Guides
What should I text a friend I haven’t talked to in a long time?
Updated July 2026
Text something short, warm, and specific — a memory, a thing that reminded you of them, or an honest “you crossed my mind and I didn’t want to let it pass.” You don’t need to explain the silence, apologize at length, or summarize your year; you need one true sentence and one easy question.
Why the first message is so hard
The blank page after a long silence isn’t a small problem — it’s the problem. You’re not just writing a text; you’re negotiating with the silence itself. Has it been too long? Will it be weird? Do I have to explain? Every question adds a sentence, every sentence raises the stakes, and the message never gets sent.
Here’s the thing the silence doesn’t want you to know: the other person almost always feels the warmth, not the gap. People who receive a reconnection text overwhelmingly report being glad it came. The awkwardness is in your head, and the fix is to write a message so light it has nothing to be awkward about.
What makes a good reconnection text
Three qualities, in order of importance:
- Specific.
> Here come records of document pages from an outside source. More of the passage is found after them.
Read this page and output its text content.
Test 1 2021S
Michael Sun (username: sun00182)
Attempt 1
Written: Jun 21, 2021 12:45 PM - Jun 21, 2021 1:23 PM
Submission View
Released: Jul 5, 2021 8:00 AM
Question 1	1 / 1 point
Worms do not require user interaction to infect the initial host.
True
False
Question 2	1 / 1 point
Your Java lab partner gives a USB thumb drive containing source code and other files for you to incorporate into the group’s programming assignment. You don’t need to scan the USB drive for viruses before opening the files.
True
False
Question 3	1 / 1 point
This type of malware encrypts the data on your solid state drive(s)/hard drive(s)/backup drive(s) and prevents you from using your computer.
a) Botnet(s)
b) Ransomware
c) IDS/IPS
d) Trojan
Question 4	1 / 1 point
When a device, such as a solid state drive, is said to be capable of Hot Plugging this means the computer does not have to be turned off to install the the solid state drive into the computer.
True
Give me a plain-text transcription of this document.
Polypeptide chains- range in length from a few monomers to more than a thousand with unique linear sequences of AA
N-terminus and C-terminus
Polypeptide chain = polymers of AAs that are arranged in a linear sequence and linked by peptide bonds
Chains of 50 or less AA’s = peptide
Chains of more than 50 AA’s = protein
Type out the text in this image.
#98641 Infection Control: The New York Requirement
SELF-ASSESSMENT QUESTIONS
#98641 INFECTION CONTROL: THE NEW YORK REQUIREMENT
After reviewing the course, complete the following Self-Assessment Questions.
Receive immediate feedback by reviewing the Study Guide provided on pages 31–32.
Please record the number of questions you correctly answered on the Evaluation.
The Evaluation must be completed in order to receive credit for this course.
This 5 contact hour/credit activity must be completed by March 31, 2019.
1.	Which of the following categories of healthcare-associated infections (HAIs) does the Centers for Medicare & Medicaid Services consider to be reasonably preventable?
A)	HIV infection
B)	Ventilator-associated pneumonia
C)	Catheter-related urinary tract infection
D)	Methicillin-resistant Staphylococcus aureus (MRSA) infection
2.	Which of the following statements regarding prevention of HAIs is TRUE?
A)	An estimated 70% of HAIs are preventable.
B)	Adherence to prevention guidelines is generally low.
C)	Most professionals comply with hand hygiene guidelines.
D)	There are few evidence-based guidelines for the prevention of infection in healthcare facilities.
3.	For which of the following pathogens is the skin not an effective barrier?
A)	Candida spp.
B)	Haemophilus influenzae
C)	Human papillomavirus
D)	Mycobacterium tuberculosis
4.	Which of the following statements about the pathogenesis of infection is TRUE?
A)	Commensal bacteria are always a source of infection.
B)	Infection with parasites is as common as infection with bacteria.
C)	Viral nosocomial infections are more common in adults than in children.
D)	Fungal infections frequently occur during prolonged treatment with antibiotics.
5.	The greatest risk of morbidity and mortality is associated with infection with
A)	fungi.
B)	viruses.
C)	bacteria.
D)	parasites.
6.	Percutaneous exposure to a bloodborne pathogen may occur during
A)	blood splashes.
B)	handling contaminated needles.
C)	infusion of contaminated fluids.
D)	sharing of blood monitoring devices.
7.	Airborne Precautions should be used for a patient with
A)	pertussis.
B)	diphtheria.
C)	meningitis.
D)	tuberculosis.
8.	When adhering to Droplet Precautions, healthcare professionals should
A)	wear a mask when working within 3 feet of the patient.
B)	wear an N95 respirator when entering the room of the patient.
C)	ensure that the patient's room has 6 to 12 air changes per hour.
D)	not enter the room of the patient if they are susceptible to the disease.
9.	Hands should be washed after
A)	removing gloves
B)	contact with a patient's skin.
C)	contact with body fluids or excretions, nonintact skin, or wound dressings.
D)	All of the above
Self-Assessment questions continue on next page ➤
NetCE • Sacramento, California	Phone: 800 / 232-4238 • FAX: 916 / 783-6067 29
A detail only you two share — an inside joke, a place, a memory — proves this isn’t a copy-paste to your whole contact list.
- Light. No guilt, no demands, no “we NEED to catch up!!” pressure. The easier it is to answer, the more likely it gets answered.
- Honest about the gap, briefly. “It’s been way too long” — five words, then move on. Naming it once dissolves it; dwelling on it feeds it.
Real examples you can adapt
The memory opener — best when something genuinely reminded you of them:
Just drove past that taco place on 4th and thought of you immediately. It’s been way too long — how are you, really?
The honest check-in — best when there’s no trigger, just the feeling:
You crossed my mind today and I didn’t want to let it pass again. No life update required — just wanted you to know I think of you. How’ve you been?
The “saw this and thought of you” — the lowest-stakes opener there is:
Okay this [article/song/meme] is SO you. Also hi, it’s been forever. What’s your life like these days?
After a missed reply — when the silence is your fault and you know it:
I owe you a reply from approximately one hundred years ago. I’m sorry I went quiet — you didn’t deserve that. I’d love to hear how the new job’s going, if you’re still up for telling me.
The big-news reopener — when you heard something happened in their life:
Hey — I heard about your dad, and I’ve been thinking about you. No need to reply. I just didn’t want to be one more person who stayed quiet.
Adapt the words until they sound like you two. A message in your shared register — however weird that register is — beats a polished one every time.
The one mistake that keeps threads dead
Sending “we should catch up sometime!” and stopping there. It feels like reaching out, but it hands your friend all the work: they have to propose the time, the medium, the agenda. If you mean it, make it concrete — “are you around for a call Sunday?” — or don’t gesture at it at all. A warm message with no plan attached is genuinely better than a vague plan neither of you will schedule.
What happens after they reply
The reconnection isn’t the message — it’s the conversation. When the reply comes, carry it somewhere real: a few genuine exchanges, a question you actually want answered, and ideally a small concrete next thing (a call, a coffee, a “same time next month?”). A thread that reaches a natural close warmly will reopen easily. A thread that gets one reply and dies has to break the same silence all over again next year.
Clarence drafts this message for you — from your real history with that person, in the way you two actually talk, on your Mac, never uploaded. It also notices who’s drifting before years go by. It’s being built in the open.
Frequently asked questions
Should I apologize for not texting sooner?
A brief acknowledgement is fine — “it’s been way too long” — but don’t lead with a long apology. It centers your guilt instead of the friendship, and it puts your friend in the position of having to comfort you before the conversation can even start. One warm line about them beats three lines about you.
What if they don’t reply?
Give it a week before you read anything into it — people are busy, and a message after years can take a moment to answer well. If it stays quiet, one gentle follow-up weeks later is fine (“no pressure at all — just wanted you to know I think of you”). After that, let it rest. You reached out; that mattered regardless.
Is it weird to text someone after years of silence?
Almost never to the person receiving it. Research on reconnection consistently finds people underestimate how much an old friend appreciates hearing from them. The awkwardness lives almost entirely in the sender’s head — which is exactly why the first line is the hard part.
What should I not say in the first message?
Skip the guilt spiral (“I’m the worst friend ever”), the interrogation (“why haven’t we talked??”), the essay (nobody owes a life update on demand), and the vague “we should catch up sometime” with no follow-through. Warm, specific, and short — with one easy question — wins.